Para análise correta deste gráfico, é preciso considerar os seguintes fatores:
- Não misture no mesmo gráfico eficiência de fluxo proveniente de itens de trabalho de naturezas muito diferentes, por exemplo: bugs e user stories.
- Não inclua na mesma análise períodos nos quais houveram grandes diferenças no contexto da equipe. Se ocorreram mudanças significativas no sistema de trabalho ou na missão da equipe, é preciso analisar separadamente estes momentos.
- Não compare eficiência de fluxo entre diferentes equipes, cada equipe de desenvolvimento de software possui um conjunto de fatores únicos (pessoas, stakeholders, sistemas, legados, níveis de maturidade, etc.).
Final
A métrica de eficiência de fluxo é especialmente sensível a muitos fatores que compõem o sistema de trabalho, isso vai ficar mais tangível no próximo texto.
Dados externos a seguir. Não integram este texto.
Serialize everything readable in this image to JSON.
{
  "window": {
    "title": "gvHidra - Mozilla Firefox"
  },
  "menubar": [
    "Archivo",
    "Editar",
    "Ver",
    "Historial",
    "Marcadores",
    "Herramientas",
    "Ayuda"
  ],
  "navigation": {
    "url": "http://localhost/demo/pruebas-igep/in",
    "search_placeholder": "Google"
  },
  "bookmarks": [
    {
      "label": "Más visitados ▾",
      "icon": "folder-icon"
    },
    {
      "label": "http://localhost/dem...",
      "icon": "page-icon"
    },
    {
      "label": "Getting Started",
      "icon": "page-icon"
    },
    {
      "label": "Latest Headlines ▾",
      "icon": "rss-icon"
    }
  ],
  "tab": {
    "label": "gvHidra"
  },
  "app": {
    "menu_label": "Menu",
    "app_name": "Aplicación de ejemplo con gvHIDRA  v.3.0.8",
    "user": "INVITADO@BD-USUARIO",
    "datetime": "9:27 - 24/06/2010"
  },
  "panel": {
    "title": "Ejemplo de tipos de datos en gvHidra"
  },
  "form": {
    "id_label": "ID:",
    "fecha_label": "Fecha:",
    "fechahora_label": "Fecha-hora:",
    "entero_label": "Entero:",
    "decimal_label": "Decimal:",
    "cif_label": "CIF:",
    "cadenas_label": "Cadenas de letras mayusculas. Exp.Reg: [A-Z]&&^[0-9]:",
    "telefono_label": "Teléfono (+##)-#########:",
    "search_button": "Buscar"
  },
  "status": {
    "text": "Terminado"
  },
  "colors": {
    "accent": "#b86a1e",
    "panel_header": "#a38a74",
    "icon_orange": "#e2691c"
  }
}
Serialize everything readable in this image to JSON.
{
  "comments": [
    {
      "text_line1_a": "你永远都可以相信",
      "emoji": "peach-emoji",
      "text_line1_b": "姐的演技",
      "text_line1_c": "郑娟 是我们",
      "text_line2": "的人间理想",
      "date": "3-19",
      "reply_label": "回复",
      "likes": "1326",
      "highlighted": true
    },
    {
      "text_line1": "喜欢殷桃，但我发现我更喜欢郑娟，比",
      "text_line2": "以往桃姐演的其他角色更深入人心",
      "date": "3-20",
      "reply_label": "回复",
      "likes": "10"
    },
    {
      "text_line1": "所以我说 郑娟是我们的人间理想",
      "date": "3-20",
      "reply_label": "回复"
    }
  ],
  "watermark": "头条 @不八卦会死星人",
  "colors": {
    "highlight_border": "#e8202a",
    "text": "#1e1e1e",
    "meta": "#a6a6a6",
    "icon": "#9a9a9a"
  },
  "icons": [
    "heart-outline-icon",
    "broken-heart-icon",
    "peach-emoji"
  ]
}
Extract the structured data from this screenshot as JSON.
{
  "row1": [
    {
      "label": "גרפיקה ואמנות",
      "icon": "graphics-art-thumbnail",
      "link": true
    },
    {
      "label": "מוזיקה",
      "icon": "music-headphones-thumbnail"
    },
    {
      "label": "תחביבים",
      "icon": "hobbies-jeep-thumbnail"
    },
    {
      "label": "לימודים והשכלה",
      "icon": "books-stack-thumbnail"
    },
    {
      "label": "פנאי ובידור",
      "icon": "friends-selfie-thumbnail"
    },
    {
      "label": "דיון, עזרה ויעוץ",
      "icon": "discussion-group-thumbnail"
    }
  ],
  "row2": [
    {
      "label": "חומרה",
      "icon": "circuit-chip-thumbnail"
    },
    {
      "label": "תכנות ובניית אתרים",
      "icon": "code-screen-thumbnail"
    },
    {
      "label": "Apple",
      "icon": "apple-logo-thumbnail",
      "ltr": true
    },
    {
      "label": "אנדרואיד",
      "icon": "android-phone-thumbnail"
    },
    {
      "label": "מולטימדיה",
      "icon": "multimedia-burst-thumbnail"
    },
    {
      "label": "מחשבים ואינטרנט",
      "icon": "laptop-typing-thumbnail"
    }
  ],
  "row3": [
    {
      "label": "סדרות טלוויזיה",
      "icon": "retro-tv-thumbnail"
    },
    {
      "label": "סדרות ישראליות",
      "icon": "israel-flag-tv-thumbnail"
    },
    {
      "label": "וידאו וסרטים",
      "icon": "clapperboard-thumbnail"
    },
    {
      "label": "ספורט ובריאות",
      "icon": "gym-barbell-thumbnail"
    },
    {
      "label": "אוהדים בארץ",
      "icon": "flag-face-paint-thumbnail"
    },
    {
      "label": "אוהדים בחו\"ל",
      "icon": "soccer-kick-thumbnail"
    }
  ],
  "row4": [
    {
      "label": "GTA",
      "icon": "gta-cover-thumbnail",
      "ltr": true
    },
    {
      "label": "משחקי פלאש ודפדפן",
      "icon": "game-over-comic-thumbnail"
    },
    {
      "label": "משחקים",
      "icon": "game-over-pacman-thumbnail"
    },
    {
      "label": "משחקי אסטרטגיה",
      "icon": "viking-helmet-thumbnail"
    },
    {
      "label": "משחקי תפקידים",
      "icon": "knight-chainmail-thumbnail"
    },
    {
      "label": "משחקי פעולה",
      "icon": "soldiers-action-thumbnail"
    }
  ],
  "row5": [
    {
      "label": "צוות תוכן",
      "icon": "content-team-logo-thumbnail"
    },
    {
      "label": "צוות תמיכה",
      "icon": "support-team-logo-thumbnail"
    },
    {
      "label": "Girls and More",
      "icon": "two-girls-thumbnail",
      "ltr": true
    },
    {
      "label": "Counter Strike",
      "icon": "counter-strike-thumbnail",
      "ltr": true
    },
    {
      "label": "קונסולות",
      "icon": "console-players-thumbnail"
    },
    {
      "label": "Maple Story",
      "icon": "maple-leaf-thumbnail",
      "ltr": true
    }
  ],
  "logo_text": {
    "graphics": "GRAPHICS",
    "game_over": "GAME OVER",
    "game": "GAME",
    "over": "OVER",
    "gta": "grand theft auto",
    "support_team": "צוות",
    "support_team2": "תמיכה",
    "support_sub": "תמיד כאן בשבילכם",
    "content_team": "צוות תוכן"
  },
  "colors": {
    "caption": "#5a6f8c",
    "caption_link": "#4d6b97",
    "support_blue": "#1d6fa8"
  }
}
Todos estes fatores são peculiares a cada time, a cada contexto. Logo, não faz sentido as discussões em torno de “padrões de mercado” e comparações das métricas de eficiência de fluxo de entre diferentes times. Não utilize a média de eficiência de fluxo de um time como um “score” de comparação com outros.
As métricas, seja em qual for o formato de visualização, devem expressar a realidade. Nunca devem ocorrer mobilizações “para melhorar a métrica” e sim para melhorar o sistema de trabalho e, por consequência, as métricas serão melhores.
A eficiência de fluxo é um valioso gatilho para a busca por melhorias que se desdobram em diferentes naturezas, como processos, pessoas, comunicação, ferramentas, engenharia de software, entre outras. Isso abre incontáveis conexões entre eficiência de fluxo e muitos outros assuntos. No Como melhorar a eficiência de fluxo — Parte 1 e Parte 2, algumas destas melhorias serão propostas.
Mas antes, mesmo com o processo estruturado de trabalho, metrificação ocorrendo e suporte de diferentes visualizações construídas, precisamos entender melhor como a força da variabilidade influencia na eficiência de fluxo. No próximo texto A influência da variabilidade na eficiência de fluxo, vamos adentrar neste assunto.
Referências
- Implementando o Desenvolvimento Lean de Software: do Conceito ao Dinheiro. Bookman Editora. — Poppendieck, M. e Poppendieck, T. (2011).
- Six Myths of Product Development. Harvard Business Review. — Reinertsen, D. e Thomke, S. (2012).
- STATIK Canvas — O melhor guia prático para começar com Kanban — Cleiton Mafra (2021).
Nota de Rodapé
[1]: No Luizalabs hoje, é utilizado uma ferramenta desenvolvida internamente chamada KanbanForce que foi projetada sob a influência de conceitos como a eficiência de fluxo. No passado, a ferramenta de mercado SwiftKanban contribuiu muito para a organização e consolidação dos fluxos de trabalho em modo digital.